Strayer D S, Laybourn K A, Heard H K
Department of Pathology and Laboratory Medicine, University of Texas Health Science Center, Houston 77030.
Microb Pathog. 1990 Sep;9(3):173-89. doi: 10.1016/0882-4010(90)90020-q.
The relationship of virus-induced immunological dysfunction and tumor dissemination was studied using two related tumor-causing leporipoxviruses: malignant fibroma virus (MV) and Shope fibroma virus (SFV). Recombinant viruses, produced by transferring MV's 10.7 kb BamHI C fragment to SFV, replicate in lymphocytes and suppress lymphocyte function in vitro. Those recombinants that replicate in lymphocytes and suppress lymphocyte function in vitro share about 3.5 kb from MV's C fragment. Some recombinants mimic MV in producing immune suppression and disseminated virus infection in vivo. Other recombinants, even some that are highly immunosuppressive in vitro (e.g. R71), only variably induce immune suppression in vivo, and do not cause disseminated disease. A segment of DNA from MV that transfers to Shope fibroma virus almost all of MV's virulence in vivo was identified.

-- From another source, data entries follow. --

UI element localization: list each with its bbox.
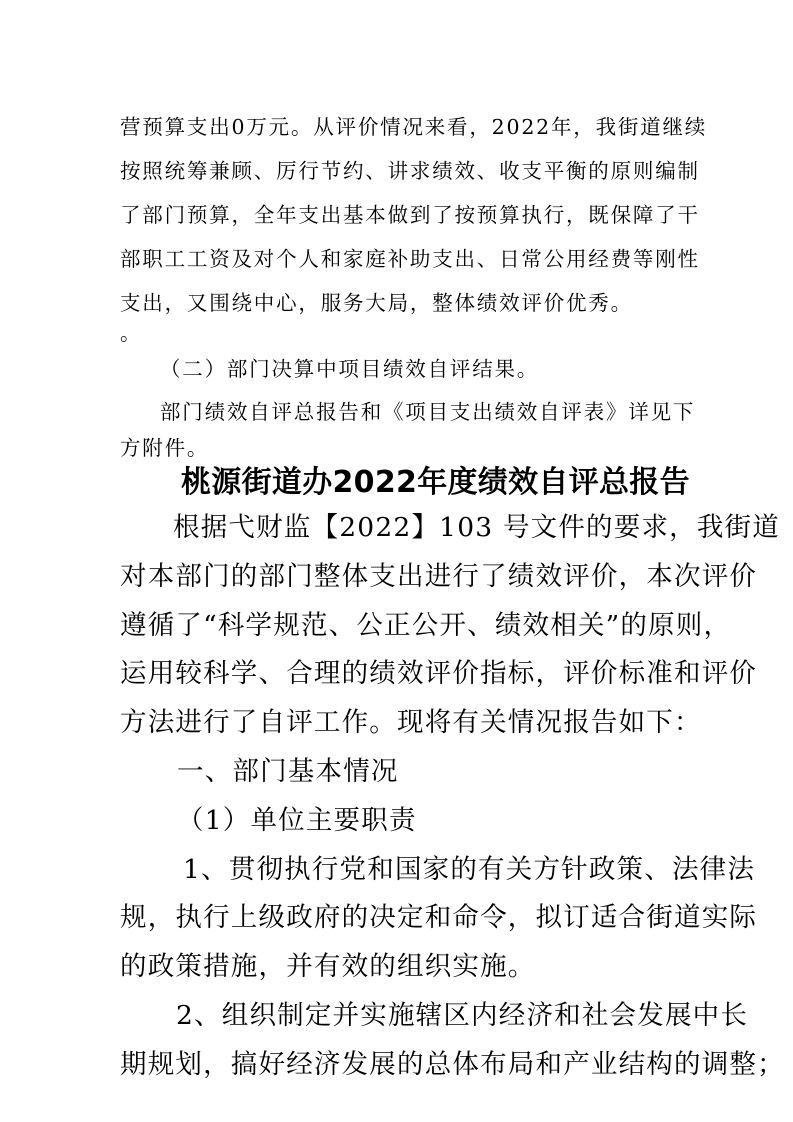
body-line: 遵循了“科学规范、公正公开、绩效相关”的原则， bbox=[120, 610, 732, 641]
stray-punctuation: 。 bbox=[120, 321, 143, 345]
body-line: 规，执行上级政府的决定和命令，拟订适合街道实际 bbox=[120, 902, 758, 933]
body-line: 的政策措施，并有效的组织实施。 bbox=[120, 951, 536, 982]
section-heading: 一、部门基本情况 bbox=[177, 756, 399, 787]
text-line: 营预算支出0万元。从评价情况来看，2022年，我街道继续 bbox=[120, 115, 708, 139]
body-line: 期规划，搞好经济发展的总体布局和产业结构的调整； bbox=[120, 1049, 785, 1080]
body-line: 对本部门的部门整体支出进行了绩效评价，本次评价 bbox=[120, 561, 758, 592]
body-line: 根据弋财监【2022】103 号文件的要求，我街道 bbox=[173, 512, 780, 543]
body-line: 运用较科学、合理的绩效评价指标，评价标准和评价 bbox=[120, 658, 758, 689]
text-line: 按照统筹兼顾、厉行节约、讲求绩效、收支平衡的原则编制 bbox=[120, 159, 700, 183]
text-line: 了部门预算，全年支出基本做到了按预算执行，既保障了干 bbox=[120, 203, 700, 227]
section-heading: （二）部门决算中项目绩效自评结果。 bbox=[160, 357, 540, 381]
text-line: 方附件。 bbox=[120, 436, 210, 460]
body-line: 2、组织制定并实施辖区内经济和社会发展中长 bbox=[176, 1000, 749, 1031]
text-line: 部门绩效自评总报告和《项目支出绩效自评表》详见下 bbox=[160, 400, 696, 424]
body-line: 方法进行了自评工作。现将有关情况报告如下： bbox=[120, 707, 702, 738]
subsection-heading: （1）单位主要职责 bbox=[177, 805, 417, 836]
text-line: 部职工工资及对个人和家庭补助支出、日常公用经费等刚性 bbox=[120, 247, 700, 271]
report-title: 桃源街道办2022年度绩效自评总报告 bbox=[181, 465, 690, 500]
text-line: 支出，又围绕中心，服务大局，整体绩效评价优秀。 bbox=[120, 291, 633, 315]
body-line: 1、贯彻执行党和国家的有关方针政策、法律法 bbox=[183, 854, 756, 885]
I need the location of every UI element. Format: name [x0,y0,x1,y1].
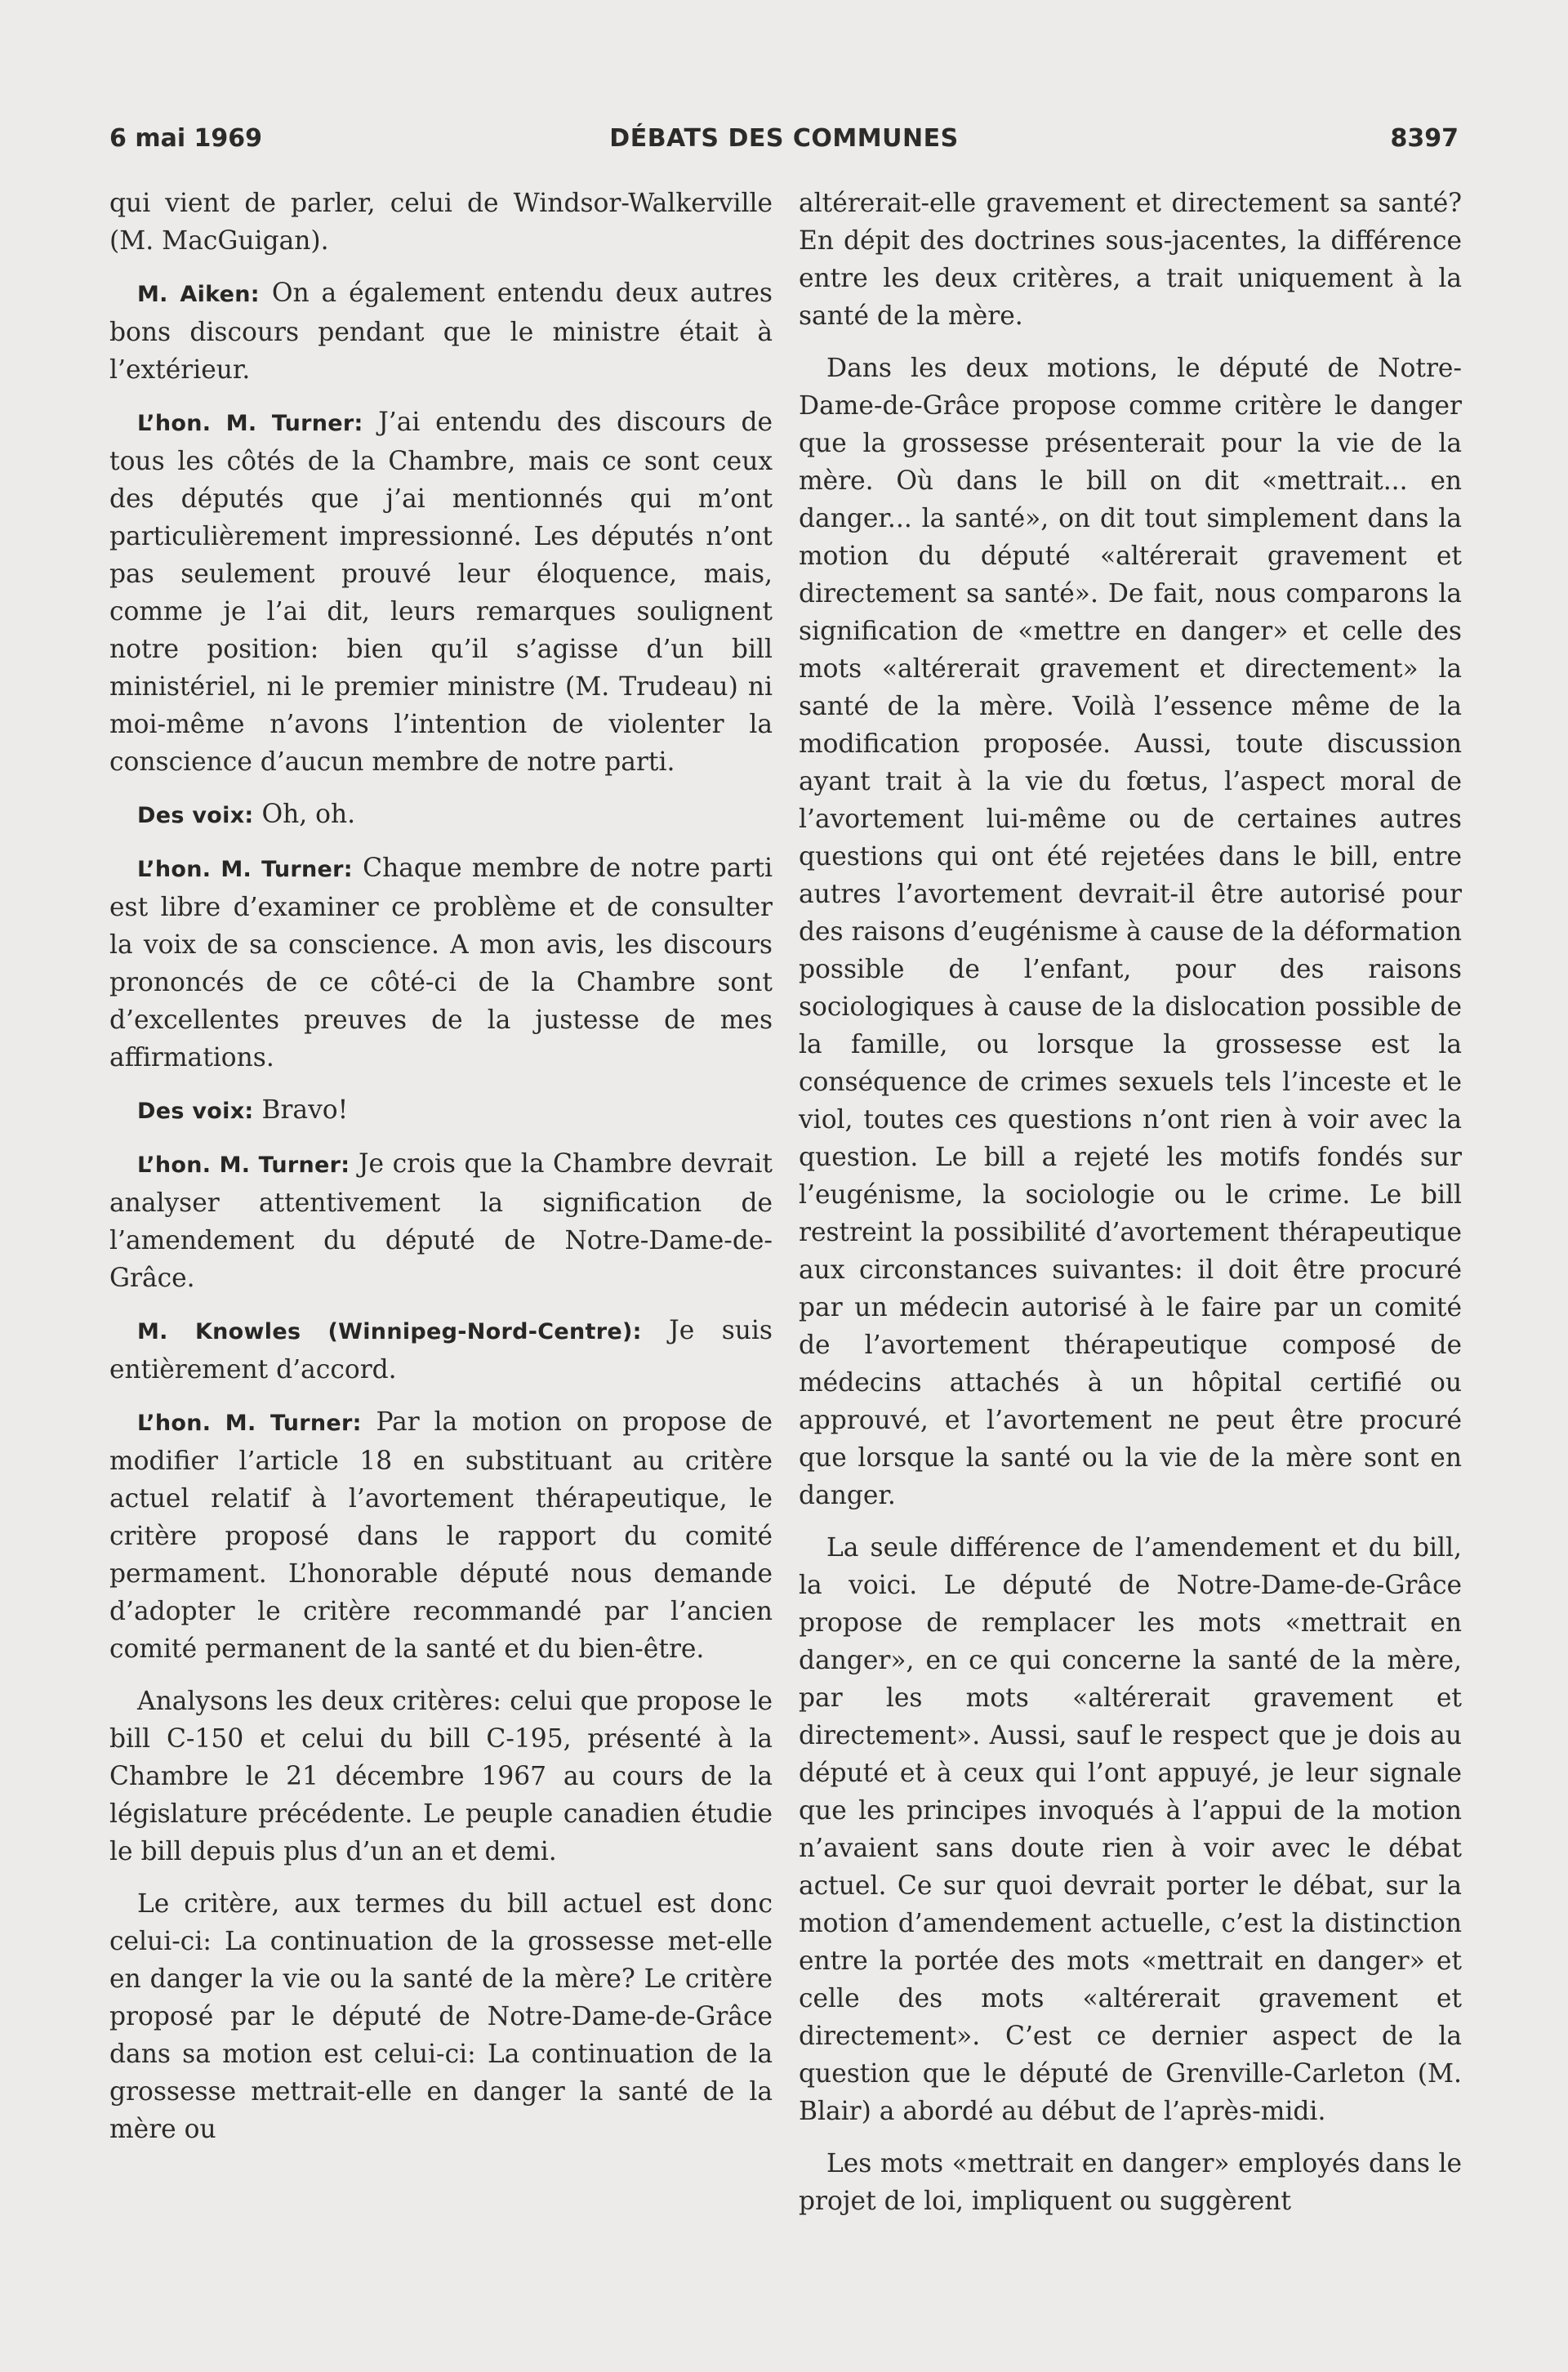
paragraph [109,1403,773,1668]
paragraph [109,1145,773,1297]
header-title: DÉBATS DES COMMUNES [609,124,959,153]
right-column [799,185,1462,2220]
paragraph-text: Analysons les deux critères: celui que propose le bill C-150 et celui du bill C-195, présenté à la Chambre le 21 décembre 1967 au cours de la législature précédente. Le peuple canadien étudie le bill depuis plus d’un an et demi. [109,1687,773,1866]
left-column [109,185,773,2148]
speaker-name: Des voix: [137,803,254,828]
paragraph [799,1529,1462,2130]
paragraph-text: Par la motion on propose de modifier l’article 18 en substituant au critère actuel relatif à l’avortement thérapeutique, le critère proposé dans le rapport du comité permament. L’honorable député nous demande d’adopter le critère recommandé par l’ancien comité permanent de la santé et du bien-être. [109,1407,773,1664]
paragraph-text: Je suis entièrement d’accord. [109,1316,773,1384]
speaker-name: M. Knowles (Winnipeg-Nord-Centre): [137,1319,642,1344]
paragraph-text: altérerait-elle gravement et directement sa santé? En dépit des doctrines sous-jacentes, la différence entre les deux critères, a trait uniquement à la santé de la mère. [799,189,1462,331]
paragraph [109,796,773,835]
speaker-name: L’hon. M. Turner: [137,1153,350,1178]
paragraph-text: Bravo! [261,1095,349,1125]
paragraph [109,849,773,1077]
header-date: 6 mai 1969 [109,124,263,153]
speaker-name: Des voix: [137,1099,254,1124]
paragraph-text: La seule différence de l’amendement et du bill, la voici. Le député de Notre-Dame-de-Grâce propose de remplacer les mots «mettrait en danger», en ce qui concerne la santé de la mère, par les mots «altérerait gravement et directement». Aussi, sauf le respect que je dois au député et à ceux qui l’ont appuyé, je leur signale que les principes invoqués à l’appui de la motion n’avaient sans doute rien à voir avec le débat actuel. Ce sur quoi devrait porter le débat, sur la motion d’amendement actuelle, c’est la distinction entre la portée des mots «mettrait en danger» et celle des mots «altérerait gravement et directement». C’est ce dernier aspect de la question que le député de Grenville-Carleton (M. Blair) a abordé au début de l’après-midi. [799,1533,1462,2126]
paragraph-text: Dans les deux motions, le député de Notre-Dame-de-Grâce propose comme critère le danger que la grossesse présenterait pour la vie de la mère. Où dans le bill on dit «mettrait... en danger... la santé», on dit tout simplement dans la motion du député «altérerait gravement et directement sa santé». De fait, nous comparons la signification de «mettre en danger» et celle des mots «altérerait gravement et directement» la santé de la mère. Voilà l’essence même de la modification proposée. Aussi, toute discussion ayant trait à la vie du fœtus, l’aspect moral de l’avortement lui-même ou de certaines autres questions qui ont été rejetées dans le bill, entre autres l’avortement devrait-il être autorisé pour des raisons d’eugénisme à cause de la déformation possible de l’enfant, pour des raisons sociologiques à cause de la dislocation possible de la famille, ou lorsque la grossesse est la conséquence de crimes sexuels tels l’inceste et le viol, toutes ces questions n’ont rien à voir avec la question. Le bill a rejeté les motifs fondés sur l’eugénisme, la sociologie ou le crime. Le bill restreint la possibilité d’avortement thérapeutique aux circonstances suivantes: il doit être procuré par un médecin autorisé à le faire par un comité de l’avortement thérapeutique composé de médecins attachés à un hôpital certifié ou approuvé, et l’avortement ne peut être procuré que lorsque la santé ou la vie de la mère sont en danger. [799,354,1462,1510]
running-header [109,124,1459,165]
paragraph-text: Les mots «mettrait en danger» employés dans le projet de loi, impliquent ou suggèrent [799,2149,1462,2216]
paragraph [109,404,773,781]
speaker-name: L’hon. M. Turner: [137,411,363,436]
paragraph [109,1885,773,2148]
page-number: 8397 [1390,124,1459,153]
paragraph-text: Chaque membre de notre parti est libre d’examiner ce problème et de consulter la voix de sa conscience. A mon avis, les discours prononcés de ce côté-ci de la Chambre sont d’excellentes preuves de la justesse de mes affirmations. [109,854,773,1072]
paragraph-text: Je crois que la Chambre devrait analyser attentivement la signification de l’amendement du député de Notre-Dame-de-Grâce. [109,1149,773,1293]
paragraph [109,185,773,260]
paragraph [799,185,1462,335]
paragraph-text: qui vient de parler, celui de Windsor-Walkerville (M. MacGuigan). [109,189,773,256]
paragraph [799,350,1462,1514]
paragraph-text: J’ai entendu des discours de tous les côtés de la Chambre, mais ce sont ceux des députés que j’ai mentionnés qui m’ont particulièrement impressionné. Les députés n’ont pas seulement prouvé leur éloquence, mais, comme je l’ai dit, leurs remarques soulignent notre position: bien qu’il s’agisse d’un bill ministériel, ni le premier ministre (M. Trudeau) ni moi-même n’avons l’intention de violenter la conscience d’aucun membre de notre parti. [109,408,773,777]
paragraph-text: On a également entendu deux autres bons discours pendant que le ministre était à l’extérieur. [109,279,773,385]
paragraph [799,2145,1462,2220]
paragraph-text: Le critère, aux termes du bill actuel est donc celui-ci: La continuation de la grossesse met-elle en danger la vie ou la santé de la mère? Le critère proposé par le député de Notre-Dame-de-Grâce dans sa motion est celui-ci: La continuation de la grossesse mettrait-elle en danger la santé de la mère ou [109,1889,773,2144]
paragraph [109,1312,773,1389]
speaker-name: M. Aiken: [137,282,260,307]
speaker-name: L’hon. M. Turner: [137,857,353,882]
paragraph [109,1091,773,1130]
paragraph [109,1683,773,1870]
paragraph [109,274,773,389]
speaker-name: L’hon. M. Turner: [137,1411,362,1436]
paragraph-text: Oh, oh. [261,800,356,829]
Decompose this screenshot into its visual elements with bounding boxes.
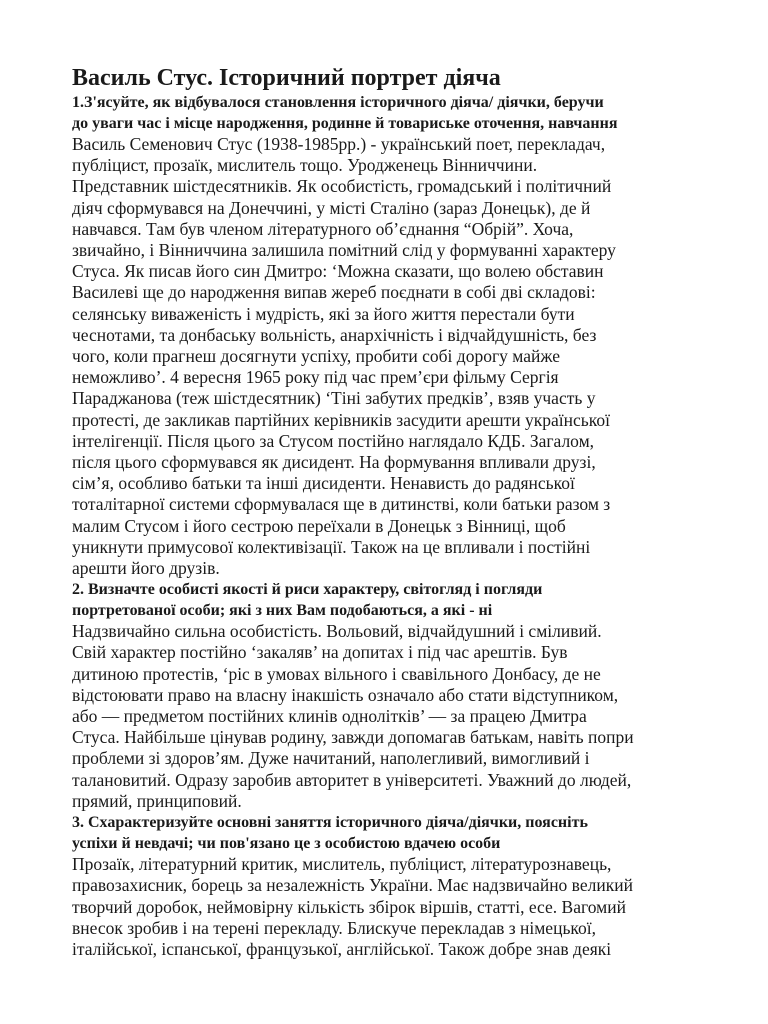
paragraph-line: малим Стусом і його сестрою переїхали в Донецьк з Вінниці, щоб — [72, 515, 566, 536]
paragraph-line: дитиною протестів, ‘ріс в умовах вільного і свавільного Донбасу, де не — [72, 663, 601, 684]
question-line: до уваги час і місце народження, родинне й товариське оточення, навчання — [72, 115, 618, 132]
paragraph-line: після цього сформувався як дисидент. На формування впливали друзі, — [72, 452, 596, 473]
paragraph-line: інтелігенції. Після цього за Стусом постійно наглядало КДБ. Загалом, — [72, 430, 595, 451]
paragraph-line: правозахисник, борець за незалежність України. Має надзвичайно великий — [72, 875, 633, 896]
paragraph-line: творчий доробок, неймовірну кількість збірок віршів, статті, есе. Вагомий — [72, 896, 626, 917]
document-page — [72, 64, 704, 960]
paragraph-line: тоталітарної системи сформувалася ще в дитинстві, коли батьки разом з — [72, 494, 611, 515]
section-1 — [72, 92, 704, 579]
question-line: портретованої особи; які з них Вам подобаються, а які - ні — [72, 602, 493, 620]
paragraph-line: діяч сформувався на Донеччині, у місті Сталіно (зараз Донецьк), де й — [72, 197, 591, 218]
question-line: успіхи й невдачі; чи пов'язано це з особистою вдачею особи — [72, 835, 501, 853]
section-2-question — [72, 579, 704, 621]
paragraph-line: Василь Семенович Стус (1938-1985рр.) - український поет, перекладач, — [72, 134, 606, 154]
paragraph-line: чеснотами, та донбаську вольність, анархічність і відчайдушність, без — [72, 324, 597, 345]
paragraph-line: уникнути примусової колективізації. Також на це впливали і постійні — [72, 536, 591, 557]
paragraph-line: Параджанова (теж шістдесятник) ‘Тіні забутих предків’, взяв участь у — [72, 388, 596, 409]
paragraph-line: талановитий. Одразу заробив авторитет в університеті. Уважний до людей, — [72, 769, 632, 790]
paragraph-line: італійської, іспанської, французької, англійської. Також добре знав деякі — [72, 938, 612, 959]
question-line: 1.З'ясуйте, як відбувалося становлення історичного діяча/ діячки, беручи — [72, 94, 604, 111]
paragraph-line: публіцист, прозаїк, мислитель тощо. Уродженець Вінниччини. — [72, 155, 538, 176]
question-line: 3. Схарактеризуйте основні заняття історичного діяча/діячки, поясніть — [72, 814, 588, 832]
paragraph-line: Представник шістдесятників. Як особистість, громадський і політичний — [72, 176, 612, 197]
section-2-answer — [72, 621, 704, 812]
section-2 — [72, 579, 704, 812]
paragraph-line: неможливо’. 4 вересня 1965 року під час прем’єри фільму Сергія — [72, 367, 559, 388]
paragraph-line: протесті, де закликав партійних керівників засудити арешти української — [72, 409, 610, 430]
paragraph-line: Прозаїк, літературний критик, мислитель, публіцист, літературознавець, — [72, 854, 612, 875]
paragraph-line: арешти його друзів. — [72, 558, 220, 579]
section-3-question — [72, 812, 704, 854]
paragraph-line: сім’я, особливо батьки та інші дисиденти. Ненависть до радянської — [72, 473, 575, 494]
paragraph-line: чого, коли прагнеш досягнути успіху, пробити собі дорогу майже — [72, 346, 560, 367]
paragraph-line: Стуса. Найбільше цінував родину, завжди допомагав батькам, навіть попри — [72, 727, 634, 748]
paragraph-line: Свій характер постійно ‘закаляв’ на допитах і під час арештів. Був — [72, 642, 568, 663]
paragraph-line: навчався. Там був членом літературного об’єднання “Обрій”. Хоча, — [72, 218, 574, 239]
paragraph-line: внесок зробив і на терені перекладу. Блискуче перекладав з німецької, — [72, 917, 597, 938]
section-3-answer — [72, 854, 704, 960]
paragraph-line: Стуса. Як писав його син Дмитро: ‘Можна сказати, що волею обставин — [72, 261, 604, 282]
paragraph-line: або — предметом постійних клинів однолітків’ — за працею Дмитра — [72, 706, 587, 727]
section-1-question — [72, 92, 704, 134]
paragraph-line: проблеми зі здоров’ям. Дуже начитаний, наполегливий, вимогливий і — [72, 748, 590, 769]
section-3 — [72, 812, 704, 960]
section-1-answer — [72, 134, 704, 579]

恶性纤维瘤病毒(MV)和肖普纤维瘤病毒(SFV),研究了病毒诱导的免疫功能障碍与肿瘤播散之间的关系。通过将MV的10.7 kb BamHI C片段转移到SFV而产生的重组病毒,可在淋巴细胞中复制并在体外抑制淋巴细胞功能。那些在淋巴细胞中复制并在体外抑制淋巴细胞功能的重组病毒,从MV的C片段中共享约3.5 kb。一些重组病毒在体内产生免疫抑制和播散性病毒感染方面模仿MV。其他重组病毒,甚至一些在体外具有高度免疫抑制作用的重组病毒(例如R71),在体内仅可变地诱导免疫抑制,并且不会引起播散性疾病。鉴定出一段来自MV的DNA片段,该片段几乎将MV在体内的所有毒力转移给了肖普纤维瘤病毒。